Find parameters for curve fitting (simple linear regression involved?)

Question

I would like to fit data in g~t scatterplot, where

g <- c(1.038459504,1.019448815,1.017729187,1.010076583,1.00895011,1.007841198,+
       +1.006566597,1.009939696,1.003751382)
t <- c(3,4,5,6,7,8,9,10,11)

with g=exp(a+b*t) curve. How can I estimate a and b using linear regression?

The solution from handbook is a=-2.390289, b=-0.326016, R^2 = 0.88644 and g = 1 + exp(-2.390289 - 0.326016*t), which gives fairly good estimations (you can see on this graph that this curve seems to be good at fitting data above).

I have not a clue how they compute a and b and why it is g=1+exp(a+b*t) now. Any idea? I suppose it has something to do with transformation into (ln g) = a + b*t in order to regress the data.
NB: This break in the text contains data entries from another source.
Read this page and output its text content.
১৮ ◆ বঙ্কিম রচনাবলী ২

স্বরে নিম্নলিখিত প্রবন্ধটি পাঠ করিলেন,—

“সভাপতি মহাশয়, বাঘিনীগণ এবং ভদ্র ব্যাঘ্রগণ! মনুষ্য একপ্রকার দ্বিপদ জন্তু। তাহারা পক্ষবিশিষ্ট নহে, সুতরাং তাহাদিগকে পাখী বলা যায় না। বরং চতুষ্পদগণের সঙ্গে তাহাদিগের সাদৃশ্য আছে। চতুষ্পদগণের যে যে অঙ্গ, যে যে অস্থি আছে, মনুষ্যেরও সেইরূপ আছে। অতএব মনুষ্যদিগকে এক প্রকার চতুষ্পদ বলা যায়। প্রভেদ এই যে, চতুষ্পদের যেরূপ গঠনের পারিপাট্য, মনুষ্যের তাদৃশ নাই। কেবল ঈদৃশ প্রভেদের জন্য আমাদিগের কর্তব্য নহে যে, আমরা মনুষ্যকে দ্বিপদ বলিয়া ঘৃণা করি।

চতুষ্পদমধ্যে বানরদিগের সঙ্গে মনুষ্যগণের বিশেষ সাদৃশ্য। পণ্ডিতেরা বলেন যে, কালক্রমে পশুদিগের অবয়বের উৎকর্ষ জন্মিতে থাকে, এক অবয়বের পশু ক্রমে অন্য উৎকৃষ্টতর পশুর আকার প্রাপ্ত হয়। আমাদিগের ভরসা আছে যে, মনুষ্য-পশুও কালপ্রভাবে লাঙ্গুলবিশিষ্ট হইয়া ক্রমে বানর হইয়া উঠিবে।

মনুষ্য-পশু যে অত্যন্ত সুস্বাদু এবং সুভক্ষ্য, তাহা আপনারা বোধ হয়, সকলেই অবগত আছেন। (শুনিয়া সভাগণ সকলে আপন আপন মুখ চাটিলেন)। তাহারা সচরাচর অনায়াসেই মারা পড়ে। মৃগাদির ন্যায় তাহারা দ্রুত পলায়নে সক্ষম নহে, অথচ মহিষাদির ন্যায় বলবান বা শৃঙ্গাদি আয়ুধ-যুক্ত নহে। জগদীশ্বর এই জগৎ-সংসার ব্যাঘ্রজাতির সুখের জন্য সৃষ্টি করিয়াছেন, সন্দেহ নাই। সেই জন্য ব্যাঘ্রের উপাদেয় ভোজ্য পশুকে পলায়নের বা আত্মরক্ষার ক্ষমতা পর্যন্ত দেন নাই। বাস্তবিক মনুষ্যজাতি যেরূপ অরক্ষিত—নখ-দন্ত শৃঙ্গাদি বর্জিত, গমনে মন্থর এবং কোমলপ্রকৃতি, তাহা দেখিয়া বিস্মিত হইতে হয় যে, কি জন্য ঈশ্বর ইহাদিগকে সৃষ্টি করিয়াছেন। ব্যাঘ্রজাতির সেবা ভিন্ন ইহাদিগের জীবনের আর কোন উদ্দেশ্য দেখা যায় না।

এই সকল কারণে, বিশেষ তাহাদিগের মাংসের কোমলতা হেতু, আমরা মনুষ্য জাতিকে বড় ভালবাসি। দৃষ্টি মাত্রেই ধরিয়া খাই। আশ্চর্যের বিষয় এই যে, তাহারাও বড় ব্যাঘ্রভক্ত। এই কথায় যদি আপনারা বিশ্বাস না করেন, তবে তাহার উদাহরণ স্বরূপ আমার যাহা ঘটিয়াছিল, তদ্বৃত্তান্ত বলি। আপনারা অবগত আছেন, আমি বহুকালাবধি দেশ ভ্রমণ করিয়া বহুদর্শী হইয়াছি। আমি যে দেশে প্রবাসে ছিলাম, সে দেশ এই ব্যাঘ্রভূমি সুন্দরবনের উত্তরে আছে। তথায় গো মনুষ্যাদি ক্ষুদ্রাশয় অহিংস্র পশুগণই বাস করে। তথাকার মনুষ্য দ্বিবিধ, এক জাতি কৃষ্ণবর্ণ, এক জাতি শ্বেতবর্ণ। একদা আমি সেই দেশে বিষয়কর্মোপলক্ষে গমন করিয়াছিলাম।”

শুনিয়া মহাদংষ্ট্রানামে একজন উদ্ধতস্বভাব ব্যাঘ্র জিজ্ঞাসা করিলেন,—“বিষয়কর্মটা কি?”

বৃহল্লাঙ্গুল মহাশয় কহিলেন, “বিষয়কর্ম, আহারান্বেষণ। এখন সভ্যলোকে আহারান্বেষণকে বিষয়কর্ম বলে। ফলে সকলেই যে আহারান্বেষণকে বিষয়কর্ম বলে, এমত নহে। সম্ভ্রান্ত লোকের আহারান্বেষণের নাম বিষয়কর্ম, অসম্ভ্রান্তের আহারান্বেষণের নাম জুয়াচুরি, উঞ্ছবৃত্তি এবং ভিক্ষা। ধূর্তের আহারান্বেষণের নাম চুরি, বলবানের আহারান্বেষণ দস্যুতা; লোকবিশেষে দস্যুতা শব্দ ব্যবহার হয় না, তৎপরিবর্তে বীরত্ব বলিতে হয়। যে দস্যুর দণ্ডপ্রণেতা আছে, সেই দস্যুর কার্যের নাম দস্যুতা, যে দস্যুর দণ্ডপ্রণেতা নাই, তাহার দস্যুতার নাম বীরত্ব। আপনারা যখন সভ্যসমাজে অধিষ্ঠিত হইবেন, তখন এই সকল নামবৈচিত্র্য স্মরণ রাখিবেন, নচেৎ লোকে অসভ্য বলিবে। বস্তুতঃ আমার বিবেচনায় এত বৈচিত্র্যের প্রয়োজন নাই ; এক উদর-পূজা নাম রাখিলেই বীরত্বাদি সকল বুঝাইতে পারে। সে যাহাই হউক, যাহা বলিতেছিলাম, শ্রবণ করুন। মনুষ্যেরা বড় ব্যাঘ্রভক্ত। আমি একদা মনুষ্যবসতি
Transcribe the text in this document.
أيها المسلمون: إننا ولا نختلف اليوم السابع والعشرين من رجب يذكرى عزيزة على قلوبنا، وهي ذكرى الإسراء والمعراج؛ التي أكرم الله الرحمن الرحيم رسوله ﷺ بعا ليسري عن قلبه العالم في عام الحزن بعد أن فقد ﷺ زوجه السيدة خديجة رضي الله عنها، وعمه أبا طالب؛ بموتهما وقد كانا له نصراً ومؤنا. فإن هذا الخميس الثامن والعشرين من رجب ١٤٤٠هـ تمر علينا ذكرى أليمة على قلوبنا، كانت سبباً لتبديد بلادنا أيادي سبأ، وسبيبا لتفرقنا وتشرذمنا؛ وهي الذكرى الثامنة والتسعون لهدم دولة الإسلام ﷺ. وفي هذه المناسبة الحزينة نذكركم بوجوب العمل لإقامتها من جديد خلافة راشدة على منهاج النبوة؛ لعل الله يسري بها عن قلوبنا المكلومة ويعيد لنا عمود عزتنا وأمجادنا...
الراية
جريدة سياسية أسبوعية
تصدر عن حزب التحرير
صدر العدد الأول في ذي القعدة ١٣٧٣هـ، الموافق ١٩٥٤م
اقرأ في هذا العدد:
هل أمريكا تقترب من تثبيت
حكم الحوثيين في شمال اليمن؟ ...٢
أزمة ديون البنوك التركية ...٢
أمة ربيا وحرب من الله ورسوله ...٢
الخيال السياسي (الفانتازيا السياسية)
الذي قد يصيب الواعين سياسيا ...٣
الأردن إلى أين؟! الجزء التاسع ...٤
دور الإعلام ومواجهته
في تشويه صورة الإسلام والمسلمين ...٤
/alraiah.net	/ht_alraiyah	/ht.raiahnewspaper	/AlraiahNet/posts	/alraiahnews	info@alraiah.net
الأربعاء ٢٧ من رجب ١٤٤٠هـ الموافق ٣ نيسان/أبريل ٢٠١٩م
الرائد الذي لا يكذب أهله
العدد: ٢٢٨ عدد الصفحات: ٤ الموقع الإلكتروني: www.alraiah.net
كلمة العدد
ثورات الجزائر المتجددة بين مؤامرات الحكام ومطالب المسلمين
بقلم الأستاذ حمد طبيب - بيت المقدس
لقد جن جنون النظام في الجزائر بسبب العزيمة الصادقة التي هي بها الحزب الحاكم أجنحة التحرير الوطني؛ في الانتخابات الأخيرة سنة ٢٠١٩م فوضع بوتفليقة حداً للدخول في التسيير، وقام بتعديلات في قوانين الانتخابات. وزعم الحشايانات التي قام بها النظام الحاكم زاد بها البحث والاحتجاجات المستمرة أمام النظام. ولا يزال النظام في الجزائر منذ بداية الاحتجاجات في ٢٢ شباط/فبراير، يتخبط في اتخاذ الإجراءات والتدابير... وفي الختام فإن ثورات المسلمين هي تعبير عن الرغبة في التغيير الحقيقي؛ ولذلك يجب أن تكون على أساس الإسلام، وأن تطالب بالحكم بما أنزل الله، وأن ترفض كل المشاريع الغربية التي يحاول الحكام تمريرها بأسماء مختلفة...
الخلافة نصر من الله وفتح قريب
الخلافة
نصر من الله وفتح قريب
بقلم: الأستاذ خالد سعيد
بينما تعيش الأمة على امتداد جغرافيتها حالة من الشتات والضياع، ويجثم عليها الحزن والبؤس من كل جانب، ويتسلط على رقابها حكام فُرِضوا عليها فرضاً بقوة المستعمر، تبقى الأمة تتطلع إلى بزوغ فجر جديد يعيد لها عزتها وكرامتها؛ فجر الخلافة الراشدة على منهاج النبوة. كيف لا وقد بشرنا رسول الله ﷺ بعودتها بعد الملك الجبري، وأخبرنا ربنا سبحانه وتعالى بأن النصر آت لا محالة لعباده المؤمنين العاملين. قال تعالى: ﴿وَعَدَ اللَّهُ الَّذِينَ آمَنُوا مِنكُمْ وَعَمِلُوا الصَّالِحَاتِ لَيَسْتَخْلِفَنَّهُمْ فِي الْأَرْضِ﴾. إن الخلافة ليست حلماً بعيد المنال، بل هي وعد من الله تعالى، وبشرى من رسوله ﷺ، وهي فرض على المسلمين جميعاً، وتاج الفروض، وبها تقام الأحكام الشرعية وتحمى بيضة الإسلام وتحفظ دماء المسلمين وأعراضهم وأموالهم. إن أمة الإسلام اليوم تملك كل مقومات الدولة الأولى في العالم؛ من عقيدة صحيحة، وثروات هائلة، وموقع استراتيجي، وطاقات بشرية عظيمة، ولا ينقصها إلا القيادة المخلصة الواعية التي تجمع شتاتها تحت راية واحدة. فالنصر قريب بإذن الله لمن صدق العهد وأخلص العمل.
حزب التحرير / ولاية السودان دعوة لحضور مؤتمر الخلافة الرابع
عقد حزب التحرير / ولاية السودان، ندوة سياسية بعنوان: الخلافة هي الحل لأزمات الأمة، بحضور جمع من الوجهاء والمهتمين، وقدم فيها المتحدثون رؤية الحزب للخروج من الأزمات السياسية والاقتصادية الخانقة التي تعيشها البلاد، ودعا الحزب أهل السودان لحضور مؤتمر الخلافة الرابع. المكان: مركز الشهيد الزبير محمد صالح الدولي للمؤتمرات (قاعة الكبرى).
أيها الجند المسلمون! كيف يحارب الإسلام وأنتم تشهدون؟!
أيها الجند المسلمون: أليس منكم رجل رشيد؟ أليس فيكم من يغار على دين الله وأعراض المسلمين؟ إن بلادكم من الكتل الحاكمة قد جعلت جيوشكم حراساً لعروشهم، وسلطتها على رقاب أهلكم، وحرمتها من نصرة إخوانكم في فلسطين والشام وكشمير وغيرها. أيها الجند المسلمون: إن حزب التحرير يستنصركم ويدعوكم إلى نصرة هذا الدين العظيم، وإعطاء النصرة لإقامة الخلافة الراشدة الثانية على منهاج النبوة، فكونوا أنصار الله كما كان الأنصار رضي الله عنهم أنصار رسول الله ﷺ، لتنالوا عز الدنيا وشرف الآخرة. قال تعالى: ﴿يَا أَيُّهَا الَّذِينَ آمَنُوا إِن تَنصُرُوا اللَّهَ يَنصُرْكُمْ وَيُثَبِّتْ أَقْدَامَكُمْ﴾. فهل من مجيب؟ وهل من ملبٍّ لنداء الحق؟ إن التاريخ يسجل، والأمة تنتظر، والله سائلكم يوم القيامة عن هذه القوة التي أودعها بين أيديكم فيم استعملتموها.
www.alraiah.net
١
PS: I did ask quite a similar question yesterday, but now it should be more clear what I want to figure out.

Answer 1

My results, with all détails :

Answer 2

There is no reason for this extra $1$. Just start again : you want to fit $g=e^{a+b x}$ which non linear. You properly make the transform $\log (g)=a+b x$ which is linear. So, a linear regression provides the value of $a$ and $b$ for the linearized model. Use these values as initial estimates for the fit of $g=e^{a+b x}$ starting from scratch.

May be they changed the model to $g=1+e^{a+b x}$ because all your numbers are close to $1$. If this is the case, then the linear model should be $\log (g-1)=a+b x$.